The advent of genome scanning tools allows comprehensive analysis of chromosomal rearrangements, dependent on the resolution of the experimental approach. The aCGH experiment using genomic BACs provided extensive coverage of the genome at a resolution of ~1 Mb, so any smaller chromosomal aberrations would not be detected. SNP arrays not only provide genotypes for thousands of SNPs, but can also be used to detect copy number changes based on hybridization signal intensities. Genotype data is useful for detecting loss of heterozygosity in chromosomal regions with deletions or uniparental disomy. At an average inter-marker distance of ~60 kb and ~12 kb for the 50K and 250K GeneChips respectively, and additional genotyping through the Illumina SNP panel, our analysis provide sufficient resolution to detect submicroscopic structural variants that are defined in the range of ~10 kb to 3 Mb (Feuk et al., 2006
).
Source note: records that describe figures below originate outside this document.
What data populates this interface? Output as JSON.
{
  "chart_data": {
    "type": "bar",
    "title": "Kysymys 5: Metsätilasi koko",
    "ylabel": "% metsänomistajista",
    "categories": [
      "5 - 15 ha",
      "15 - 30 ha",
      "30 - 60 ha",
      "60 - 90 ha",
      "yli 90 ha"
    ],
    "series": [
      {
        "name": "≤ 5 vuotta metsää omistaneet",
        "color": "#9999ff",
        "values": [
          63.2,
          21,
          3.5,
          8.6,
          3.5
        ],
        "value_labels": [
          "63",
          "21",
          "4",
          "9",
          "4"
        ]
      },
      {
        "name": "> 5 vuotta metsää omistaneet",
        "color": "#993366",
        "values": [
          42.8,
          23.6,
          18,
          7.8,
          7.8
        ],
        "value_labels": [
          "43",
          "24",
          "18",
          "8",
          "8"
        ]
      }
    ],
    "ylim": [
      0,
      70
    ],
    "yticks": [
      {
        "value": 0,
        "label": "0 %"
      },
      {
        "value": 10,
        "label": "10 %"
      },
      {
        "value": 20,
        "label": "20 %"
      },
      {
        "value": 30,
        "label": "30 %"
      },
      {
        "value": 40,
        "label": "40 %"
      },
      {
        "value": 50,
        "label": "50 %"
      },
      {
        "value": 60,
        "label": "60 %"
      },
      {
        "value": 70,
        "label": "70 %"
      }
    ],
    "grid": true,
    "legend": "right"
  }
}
Several samples were interrogated using more than one method (), thus allowing data comparison and verification.
Our study using aCGH and genotyping arrays did not reveal any genomic alterations within MZ twins discordant for nonsyndromic CLP. Genomic alterations could be confined to specific tissues depending on the timing of the mutational event, resulting in mosaicism. Since acquisition of DNA samples from lip and palatal tissues is difficult, our analysis was limited to analysis of DNA samples collected from peripheral blood lymphocytes, which may not accurately represent the target tissues affected in CLP. Additionally, our experimental approaches were incapable of detecting balanced variants such as those resulting from inversions and translocations, and chromosomal aberrations that involve regions with only homozygous alleles. Routine karyotyping which can generally detect such chromosomal abnormalities could not be performed due to unavailability of living cells from a blood sample.
We are unaware of definitive reports of postzygotic genomic rearrangements underlying MZ twin discordance. A recent report of copy number variants arising between MZ twins during somatic development is consistent with our rationale for using discordant MZ twins in disease gene identification (Bruder et al., 2008
). Changes in the somatic genome are well recognized as a source of diversity within the immunoglobulin and T-receptor genes (Kastern and Kryspin-Sorensen, 1988
). In disease states, rearrangements can induce a phenotype by directly interrupting a gene sequence, altering gene dosage, or gene expression through position effects (Lupski and Stankiewicz, 2005
). Mitotic recombination is especially relevant in tumor development, since it can lead to the expression of recessive tumor suppressor genes and/or amplification of protooncogenes (Gupta et al., 1997
). Analysis of MZ twins concordant for cancer can reveal DNA rearrangements that are common to both twins as potential candidates for susceptibility loci (el-Rifai et al., 1999
). In addition to oncogenesis, somatic mutations mediated through LOH can potentially contribute to other biological processes such as aging (Grist et al., 1992
Phenotypic discordance is a common observation in complex genetic diseases, and a postzygotic somatic change is only one of several proposed mechanisms for discordance. Since CLP is a congenital defect, non-genetic intrauterine environmental factors such as unequal cell allocation at twinning and disproportionate placental blood supply may contribute to discordance (Gringras and Chen, 2001
). If such developmental influences alone were responsible for MZ twin discordance, then one would expect an excess of CLP in MZ twins compared to singletons. This is not the case as studies in Denmark have demonstrated no significant difference in prevalence of CLP in twins versus singletons (Christensen and Fogh-Andersen, 1993a
; Christensen and Fogh-Andersen, 1993b
). The absence of genomic differences between MZ twins underscores their use as matched case-controls particularly in studies exploring the environmental component in complex traits. With the availability of array-based techniques to simultaneously scan the whole genome, it is now possible to map genomic alterations at a high resolution and additional experimental tools such as quantitative PCR and multiplex ligation-dependent probe amplification (MLPA) can be applied to independently confirm any observed genomic alterations. This straightforward approach can be applied to other cases of discordant MZ twins where identification of genomic alterations can reveal potential candidate genes, or provide evidence of a gene’s involvement in disease etiology.